Note that the old refresh token will be revoked once it’s used.

create_client

This method is used to serve the /create_client endpoint. You need to set proper permissions before using this method, by default, only the admin user role has access to this.
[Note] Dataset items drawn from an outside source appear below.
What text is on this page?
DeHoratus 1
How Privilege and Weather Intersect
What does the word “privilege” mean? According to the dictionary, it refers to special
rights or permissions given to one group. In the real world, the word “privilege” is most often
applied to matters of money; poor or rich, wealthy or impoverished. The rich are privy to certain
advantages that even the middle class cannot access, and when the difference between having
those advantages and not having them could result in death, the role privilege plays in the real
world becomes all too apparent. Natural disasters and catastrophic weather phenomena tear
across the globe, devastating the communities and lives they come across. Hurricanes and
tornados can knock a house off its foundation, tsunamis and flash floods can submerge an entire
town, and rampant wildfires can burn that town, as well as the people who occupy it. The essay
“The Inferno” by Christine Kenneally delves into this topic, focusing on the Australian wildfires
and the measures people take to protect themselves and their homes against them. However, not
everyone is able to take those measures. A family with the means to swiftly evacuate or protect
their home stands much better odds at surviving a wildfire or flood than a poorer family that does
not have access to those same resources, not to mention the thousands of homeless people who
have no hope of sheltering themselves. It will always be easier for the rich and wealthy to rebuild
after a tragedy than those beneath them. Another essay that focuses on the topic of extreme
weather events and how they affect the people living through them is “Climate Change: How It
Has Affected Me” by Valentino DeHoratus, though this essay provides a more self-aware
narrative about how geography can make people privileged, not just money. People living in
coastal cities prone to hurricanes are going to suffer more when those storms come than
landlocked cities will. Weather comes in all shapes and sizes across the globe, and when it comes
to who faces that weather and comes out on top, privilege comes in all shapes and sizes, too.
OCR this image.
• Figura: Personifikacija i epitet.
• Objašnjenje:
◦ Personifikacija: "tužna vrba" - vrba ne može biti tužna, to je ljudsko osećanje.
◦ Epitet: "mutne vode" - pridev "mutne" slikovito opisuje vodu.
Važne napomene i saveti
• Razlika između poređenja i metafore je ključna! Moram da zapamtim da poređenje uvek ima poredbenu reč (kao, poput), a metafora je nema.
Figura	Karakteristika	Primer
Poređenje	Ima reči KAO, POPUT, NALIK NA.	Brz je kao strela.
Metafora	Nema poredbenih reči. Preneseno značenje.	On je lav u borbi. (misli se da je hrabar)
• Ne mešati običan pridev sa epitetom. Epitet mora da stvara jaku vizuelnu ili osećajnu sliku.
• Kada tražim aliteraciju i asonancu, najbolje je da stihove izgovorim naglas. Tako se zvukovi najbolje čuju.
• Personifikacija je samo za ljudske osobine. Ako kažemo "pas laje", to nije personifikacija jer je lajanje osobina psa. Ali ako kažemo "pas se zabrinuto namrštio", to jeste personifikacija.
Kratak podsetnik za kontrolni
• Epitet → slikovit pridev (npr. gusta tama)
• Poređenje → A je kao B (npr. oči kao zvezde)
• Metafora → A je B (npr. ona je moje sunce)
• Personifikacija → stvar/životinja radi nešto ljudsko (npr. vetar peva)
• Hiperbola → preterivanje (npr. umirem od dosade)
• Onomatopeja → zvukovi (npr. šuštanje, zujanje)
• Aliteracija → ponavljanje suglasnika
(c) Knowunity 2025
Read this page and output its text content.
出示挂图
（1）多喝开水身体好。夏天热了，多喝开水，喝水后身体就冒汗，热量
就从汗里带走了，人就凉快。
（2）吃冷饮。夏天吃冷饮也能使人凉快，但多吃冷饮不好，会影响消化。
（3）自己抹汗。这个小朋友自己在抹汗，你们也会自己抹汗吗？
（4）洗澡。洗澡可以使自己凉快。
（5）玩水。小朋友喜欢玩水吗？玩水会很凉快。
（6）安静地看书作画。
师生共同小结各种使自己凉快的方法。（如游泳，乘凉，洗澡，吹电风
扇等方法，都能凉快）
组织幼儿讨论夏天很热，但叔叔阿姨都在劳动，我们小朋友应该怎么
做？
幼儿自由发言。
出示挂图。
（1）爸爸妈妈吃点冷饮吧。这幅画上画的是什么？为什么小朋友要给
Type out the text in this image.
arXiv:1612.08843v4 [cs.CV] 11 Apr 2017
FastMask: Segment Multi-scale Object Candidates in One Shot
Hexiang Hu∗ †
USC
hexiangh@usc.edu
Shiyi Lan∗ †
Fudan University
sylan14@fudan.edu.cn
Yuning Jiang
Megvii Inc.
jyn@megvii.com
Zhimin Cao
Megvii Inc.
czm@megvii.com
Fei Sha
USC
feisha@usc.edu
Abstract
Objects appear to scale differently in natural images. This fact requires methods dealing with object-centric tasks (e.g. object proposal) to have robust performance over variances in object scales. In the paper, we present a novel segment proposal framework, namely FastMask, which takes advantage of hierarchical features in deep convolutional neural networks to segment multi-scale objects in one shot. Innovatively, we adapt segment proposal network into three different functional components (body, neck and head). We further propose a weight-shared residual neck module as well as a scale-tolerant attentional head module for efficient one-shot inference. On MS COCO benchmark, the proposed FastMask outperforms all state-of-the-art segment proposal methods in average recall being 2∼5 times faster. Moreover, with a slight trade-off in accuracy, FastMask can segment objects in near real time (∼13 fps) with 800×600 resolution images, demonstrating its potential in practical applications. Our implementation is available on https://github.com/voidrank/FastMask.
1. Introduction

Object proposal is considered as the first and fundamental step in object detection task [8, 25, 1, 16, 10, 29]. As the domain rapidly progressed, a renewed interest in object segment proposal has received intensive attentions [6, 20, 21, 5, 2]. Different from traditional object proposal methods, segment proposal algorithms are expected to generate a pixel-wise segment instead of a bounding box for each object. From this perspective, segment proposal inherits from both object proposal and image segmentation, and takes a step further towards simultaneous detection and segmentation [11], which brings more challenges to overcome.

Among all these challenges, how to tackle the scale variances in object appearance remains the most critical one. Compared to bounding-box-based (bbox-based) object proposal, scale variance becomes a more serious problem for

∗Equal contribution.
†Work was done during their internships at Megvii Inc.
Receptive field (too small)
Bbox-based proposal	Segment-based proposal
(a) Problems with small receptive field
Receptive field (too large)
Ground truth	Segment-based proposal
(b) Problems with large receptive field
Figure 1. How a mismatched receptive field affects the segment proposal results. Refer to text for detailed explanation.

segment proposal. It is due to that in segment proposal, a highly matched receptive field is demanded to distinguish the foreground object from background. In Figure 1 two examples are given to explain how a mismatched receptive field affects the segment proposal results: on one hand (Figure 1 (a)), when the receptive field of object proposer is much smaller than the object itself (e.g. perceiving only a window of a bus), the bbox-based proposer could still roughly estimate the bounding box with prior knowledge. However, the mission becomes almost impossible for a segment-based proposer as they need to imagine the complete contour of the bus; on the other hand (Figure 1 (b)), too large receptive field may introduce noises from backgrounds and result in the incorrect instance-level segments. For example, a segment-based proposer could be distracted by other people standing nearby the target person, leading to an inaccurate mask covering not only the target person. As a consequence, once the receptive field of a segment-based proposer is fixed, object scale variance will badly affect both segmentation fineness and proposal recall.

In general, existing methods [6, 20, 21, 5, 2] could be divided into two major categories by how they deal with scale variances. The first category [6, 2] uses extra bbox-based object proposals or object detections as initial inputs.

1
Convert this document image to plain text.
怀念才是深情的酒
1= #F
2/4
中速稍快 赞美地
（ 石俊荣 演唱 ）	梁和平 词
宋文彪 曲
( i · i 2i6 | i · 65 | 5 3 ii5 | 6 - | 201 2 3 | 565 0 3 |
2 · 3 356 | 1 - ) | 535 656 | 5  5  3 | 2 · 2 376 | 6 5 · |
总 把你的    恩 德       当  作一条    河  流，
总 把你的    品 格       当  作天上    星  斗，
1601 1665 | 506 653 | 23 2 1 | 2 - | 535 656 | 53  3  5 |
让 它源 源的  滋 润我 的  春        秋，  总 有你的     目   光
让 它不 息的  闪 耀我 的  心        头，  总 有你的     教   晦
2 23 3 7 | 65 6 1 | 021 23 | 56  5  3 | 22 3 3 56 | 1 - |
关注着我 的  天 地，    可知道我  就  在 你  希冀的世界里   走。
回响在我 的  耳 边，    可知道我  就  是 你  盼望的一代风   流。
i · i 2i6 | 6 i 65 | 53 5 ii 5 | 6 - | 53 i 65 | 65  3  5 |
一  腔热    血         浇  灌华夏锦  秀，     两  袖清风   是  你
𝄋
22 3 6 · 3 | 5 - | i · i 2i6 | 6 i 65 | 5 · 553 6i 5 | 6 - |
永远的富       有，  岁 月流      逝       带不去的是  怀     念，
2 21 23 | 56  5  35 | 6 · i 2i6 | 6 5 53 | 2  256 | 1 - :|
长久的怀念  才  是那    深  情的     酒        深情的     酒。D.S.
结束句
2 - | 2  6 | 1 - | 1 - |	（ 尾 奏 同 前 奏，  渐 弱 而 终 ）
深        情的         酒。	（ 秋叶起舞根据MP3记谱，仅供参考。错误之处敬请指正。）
A request should be as follows:

POST /create_client with the header information

Content-Type: text/plain
{
    "name": "Your client name",
    "secret": "Your client password",
    "is_confidential": true, // this is usually true
    "redirect_uri": "http://wodo.io",
    "active": 1
}

Note that any http request other than access token and the refresh token requests must contain the Authorization header with the Bearer information. This request is no exception/

bearer_validator

When there is a request with the Authorization header and the Bearer information, we need to validate that token, this method handles that.

Conclusion

Looks like we have covered every class and method in the oauth module. To summarize the process, let’s look at the key points on the lifetime of a request.

Understanding Oauth is not an easy task, I’d suggest you to play with Postman, create a few users, login with credentials. I have provided examples above, all you need is to experiment a bit until you get comfortable with the mechanism.